Onward Together

Onward Together

Saturday, October 29, 2022

Elections Matter

 Elections Matter

 

There are three referenda questions on your ballot in the November election. I support two out of the three. 

 

I support the referenda providing capital improvement funds for Moraine Park Technical College. It will allow construction of new and upgrades to existing facilities which will put people to work and stimulate our local economies. It will allow MPTC to add new programs and training which will have long term positive impacts to our communities and provide options to new high school grads and others.
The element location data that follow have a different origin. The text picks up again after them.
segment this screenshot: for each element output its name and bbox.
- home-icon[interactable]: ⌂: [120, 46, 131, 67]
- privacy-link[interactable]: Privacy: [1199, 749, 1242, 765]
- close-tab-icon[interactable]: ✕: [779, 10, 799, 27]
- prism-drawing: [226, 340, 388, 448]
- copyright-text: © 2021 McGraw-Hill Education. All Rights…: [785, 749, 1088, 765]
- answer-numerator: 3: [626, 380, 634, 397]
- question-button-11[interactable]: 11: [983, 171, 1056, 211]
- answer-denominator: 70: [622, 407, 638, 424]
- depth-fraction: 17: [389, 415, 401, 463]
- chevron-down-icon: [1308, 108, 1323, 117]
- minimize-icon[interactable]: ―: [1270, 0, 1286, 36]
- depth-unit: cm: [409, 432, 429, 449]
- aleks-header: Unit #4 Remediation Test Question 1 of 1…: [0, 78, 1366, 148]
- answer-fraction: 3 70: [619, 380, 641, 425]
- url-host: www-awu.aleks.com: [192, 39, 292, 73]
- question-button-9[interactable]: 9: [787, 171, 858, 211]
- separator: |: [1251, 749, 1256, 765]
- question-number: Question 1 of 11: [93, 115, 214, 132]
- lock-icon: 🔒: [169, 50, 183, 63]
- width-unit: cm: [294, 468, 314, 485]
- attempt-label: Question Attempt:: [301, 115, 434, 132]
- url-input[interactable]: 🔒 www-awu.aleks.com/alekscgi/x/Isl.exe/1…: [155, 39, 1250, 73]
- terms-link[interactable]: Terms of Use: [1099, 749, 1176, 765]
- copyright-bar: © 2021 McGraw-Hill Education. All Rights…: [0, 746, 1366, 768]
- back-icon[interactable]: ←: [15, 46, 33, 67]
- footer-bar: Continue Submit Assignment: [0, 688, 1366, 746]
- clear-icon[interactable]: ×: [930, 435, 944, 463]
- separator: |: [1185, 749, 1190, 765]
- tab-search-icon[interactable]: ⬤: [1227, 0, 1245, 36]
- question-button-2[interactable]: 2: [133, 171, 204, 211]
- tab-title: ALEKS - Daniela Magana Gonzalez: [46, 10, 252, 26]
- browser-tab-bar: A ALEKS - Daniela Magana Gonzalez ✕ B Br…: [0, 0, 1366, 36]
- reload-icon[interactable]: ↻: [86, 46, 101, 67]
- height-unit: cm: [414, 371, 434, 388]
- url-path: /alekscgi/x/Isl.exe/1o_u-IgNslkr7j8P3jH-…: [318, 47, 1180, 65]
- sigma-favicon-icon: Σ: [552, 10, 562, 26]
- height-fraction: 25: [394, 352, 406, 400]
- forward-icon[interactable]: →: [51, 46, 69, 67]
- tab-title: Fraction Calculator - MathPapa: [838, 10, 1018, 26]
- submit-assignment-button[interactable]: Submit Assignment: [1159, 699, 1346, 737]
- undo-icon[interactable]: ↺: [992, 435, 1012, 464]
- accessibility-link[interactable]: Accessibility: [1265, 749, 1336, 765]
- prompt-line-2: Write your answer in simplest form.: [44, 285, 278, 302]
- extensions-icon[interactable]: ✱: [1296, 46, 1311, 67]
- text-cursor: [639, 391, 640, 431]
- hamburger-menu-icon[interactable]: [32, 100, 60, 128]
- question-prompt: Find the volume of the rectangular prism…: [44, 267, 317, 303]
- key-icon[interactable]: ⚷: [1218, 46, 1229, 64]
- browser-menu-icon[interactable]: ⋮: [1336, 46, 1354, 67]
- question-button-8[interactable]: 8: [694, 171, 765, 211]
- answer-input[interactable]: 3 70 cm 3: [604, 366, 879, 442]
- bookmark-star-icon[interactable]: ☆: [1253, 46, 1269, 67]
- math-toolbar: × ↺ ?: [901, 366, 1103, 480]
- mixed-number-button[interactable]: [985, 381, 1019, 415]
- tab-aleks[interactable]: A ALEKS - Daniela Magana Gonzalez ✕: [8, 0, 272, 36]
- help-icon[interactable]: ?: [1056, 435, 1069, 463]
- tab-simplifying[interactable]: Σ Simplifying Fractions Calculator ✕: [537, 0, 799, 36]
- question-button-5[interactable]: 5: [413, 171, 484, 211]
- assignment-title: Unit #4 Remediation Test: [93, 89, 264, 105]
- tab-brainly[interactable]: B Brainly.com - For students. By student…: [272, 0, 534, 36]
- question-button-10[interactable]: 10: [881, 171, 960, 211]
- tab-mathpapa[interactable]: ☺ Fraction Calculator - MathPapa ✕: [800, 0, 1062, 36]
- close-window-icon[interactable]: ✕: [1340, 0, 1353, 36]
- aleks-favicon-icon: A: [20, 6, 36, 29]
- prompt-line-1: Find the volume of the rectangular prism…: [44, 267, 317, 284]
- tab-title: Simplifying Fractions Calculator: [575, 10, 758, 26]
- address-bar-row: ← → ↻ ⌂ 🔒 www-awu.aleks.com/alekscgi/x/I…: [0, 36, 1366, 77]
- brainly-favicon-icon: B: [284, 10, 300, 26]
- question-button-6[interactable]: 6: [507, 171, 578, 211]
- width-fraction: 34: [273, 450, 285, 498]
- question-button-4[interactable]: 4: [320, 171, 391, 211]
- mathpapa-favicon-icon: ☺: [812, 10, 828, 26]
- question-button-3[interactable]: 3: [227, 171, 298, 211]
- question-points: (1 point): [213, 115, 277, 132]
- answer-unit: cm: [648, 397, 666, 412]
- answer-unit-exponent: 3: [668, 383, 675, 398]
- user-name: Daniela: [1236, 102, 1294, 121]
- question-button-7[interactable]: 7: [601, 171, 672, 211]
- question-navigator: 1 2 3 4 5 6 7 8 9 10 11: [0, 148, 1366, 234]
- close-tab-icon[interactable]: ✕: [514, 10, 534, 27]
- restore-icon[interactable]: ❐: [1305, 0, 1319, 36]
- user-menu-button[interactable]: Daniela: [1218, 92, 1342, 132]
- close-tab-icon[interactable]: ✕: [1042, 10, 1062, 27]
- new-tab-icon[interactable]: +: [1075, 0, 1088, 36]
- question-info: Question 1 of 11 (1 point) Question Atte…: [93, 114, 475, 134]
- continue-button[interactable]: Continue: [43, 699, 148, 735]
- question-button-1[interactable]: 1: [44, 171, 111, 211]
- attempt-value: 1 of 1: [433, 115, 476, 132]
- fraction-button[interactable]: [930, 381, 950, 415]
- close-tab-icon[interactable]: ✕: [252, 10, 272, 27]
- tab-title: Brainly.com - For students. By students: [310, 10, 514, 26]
Passing this one is a no brainer. 

 

My support for the so-called Anti-Crime referenda is based solely upon the addition of clinical social workers and plain clothes deputies trained to deal with the mentally ill. The criminal justice system has long been the dumping ground for those suffering from mental illness whose behaviors spiral out of control. 

 

My work as a criminal defense lawyer often involved dealing with the consequences of untreated mental illness. In the 1970s, courts across the country ruled that people with chronic mental illness could no longer be kept locked up in mental institutions when they could be treated successfully in community based mental health facilities on an outpatient basis. The rulings caused many of the in-patient facilities to close. 

 

Unfortunately, legislatures and local governments never stepped up to fund and provide the community-based treatment programs the chronically mentally ill need to become successful in their communities. Insurance companies limited or stopped providing coverage for in-patient treatment and limited out-patient services as well. 

 

As funding dried up, local communities like ours closed their in-patient units and cut back drastically on out-patient services. There are few places remaining in Wisconsin that will take people who desperately need in-patient mental health care, especially those without insurance coverage. We used to have an in-patient unit at the old St. Joseph’s Hospital in West Bend. It closed many years ago and the county has never moved to provide a new one. 

 

In a recent meeting with the Washington County Democratic Party, Sherriff Martin Schulties agreed that the absence of an in-patient unit in the county has put a huge burden on his department. He acknowledged that the addition of social workers and plain clothes deputies will help but is not the final solution to the problem. He said that every police chief in the county misses having an in-patient unit and treatment services to help the mentally ill. 

 

Hopefully, the information gathered by the social workers and deputies who will respond to mental illness calls will provide sufficient information to convince our county board to take proper care of those with chronic mental health issues. If the county does not act further to address mental health issues, the new additions will just amount to putting a band aid on an out-of-control cancer. 

 

The third referendum on our ballots has to do with elections. It proposes to ask the legislature to begin the process of amending the Wisconsin Constitution to make the election process uniform across the state as much as possible. 

 

I have worked as a poll worker in both the Town of Barton and, more recently, in the Village of Kewaskum. I have been a poll observer in the City of West Bend and Germantown as part of election protection for the ACLU and the Democratic Party. I know from first-hand observation that municipal clerks and poll workers put aside their political leanings and work very hard to make sure that the rules are followed and that every legitimate ballot is counted. 

 

Trying to make the casting and counting of ballots uniform across the state is a fool’s errand. Large metropolitan areas like Milwaukee, Appleton, Madison, Green Bay, and others require different staffing levels and greater technological support than smaller and more rural communities. In the end, all the ballots will be counted correctly everywhere if local communities are free to work within set procedural boundaries to get the job done as local conditions and populations require. 

 

The election referendum is on our ballot to satisfy the dwindling number of election fraud conspiracy theorists and should be rejected by the voters. 

 

This election, like all elections, is important. Voting is how we participate in our democracy.